Habita en mí una brújula moral que conozco de memoria, un mapa del bien y del mal que me ha guiado desde la infancia. Durante años me aferré a la creencia de la fidelidad como un dogma sagrado, pero hoy me pregunto: ¿a quién le guardo lealtad? No se puede construir un futuro siendo devota de la nostalgia, de esa niña que fui y que hoy solo habita en el ayer, mientras el presente se desangra en un bucle de supervivencia. Yesica, desde hoy cambia.
Vamos al grano: la ruina no es solo el vacío en los bolsillos, es la agonía de estar atrapada en una repetición mecánica. Trabajar, sobrevivir y volver a empezar, un ciclo donde el esfuerzo no se traduce en avance y donde las deudas son sombras que nunca dejan de acechar. Lo más peligroso no es la falta de recursos, sino haber empezado a creer que la riqueza es un privilegio ajeno; aceptar que nací sin las cartas correctas, sin los contactos o sin la suerte necesaria. Mientras me convencía de mi propia derrota, otros, que partieron de abismos más profundos, construyeron imperios. La diferencia es una verdad que quema: la fortuna no se encuentra, se arrebata. No es una bendición divina ni un azar del destino, es el resultado de decisiones brutales que la mayoría no está dispuesta a tomar. Si esto incomoda, es porque aún sigo jugando bajo las reglas de los que pierden.

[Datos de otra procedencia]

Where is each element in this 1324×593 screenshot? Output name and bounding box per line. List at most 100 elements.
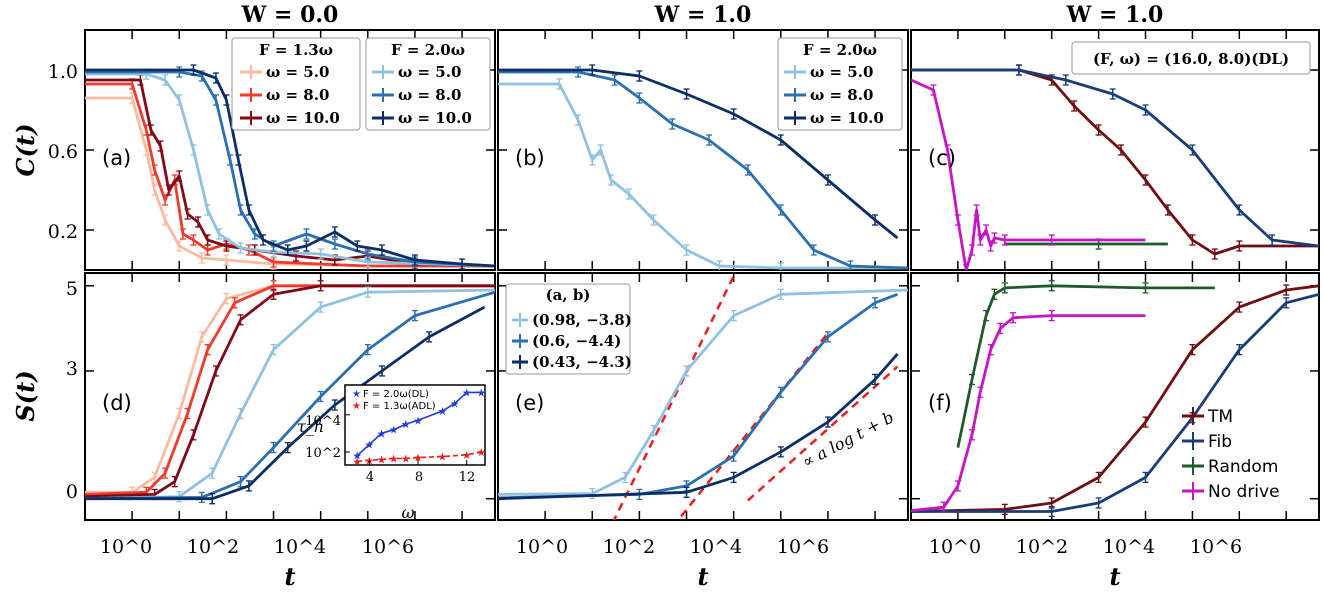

Me enseñaron que ser buena era suficiente y que el universo recompensaba la nobleza. Mentiras. Me quito los lentes rosados para entender que el universo no tiene agenda moral, solo distingue entre quienes actúan y quienes observan. El poder, aunque nos enseñen a temerle, es el único idioma que la libertad entiende. Sin dinero no hay libertad, sin libertad no hay control, y sin control, solo somos piezas en el tablero de alguien más. He sentido miedo de ser despiadada, ese temor que me inyectaron para mantenerme pequeña, pero he comprendido que la compasión no levanta castillos; la ambición sí. No necesito que me amen, necesito que me respeten, y en el mundo real el respeto nace del resultado, nunca de la intención. Nadie recuerda el sudor de quien termina con las manos vacías.
Los que llegaron a la cima no fueron necesariamente justos, fueron impecables. Estudiaron las grietas del juego, identificaron las debilidades y las explotaron sin piedad. Mientras el mundo se pregunta si algo está bien o mal, ellos ya han tomado la decisión y caminan tres pasos adelante. A partir de hoy, la desesperación deja de ser mi sombra. La imagen no es vanidad, es estrategia, y nadie invierte en un barco que parece estarse hundiendo. El error más grande fue pensar que necesitaba dinero para hacer dinero; lo que siempre necesité fue el coraje de ser astuta. El juego ha cambiado porque yo he decidido, finalmente, entender sus reglas.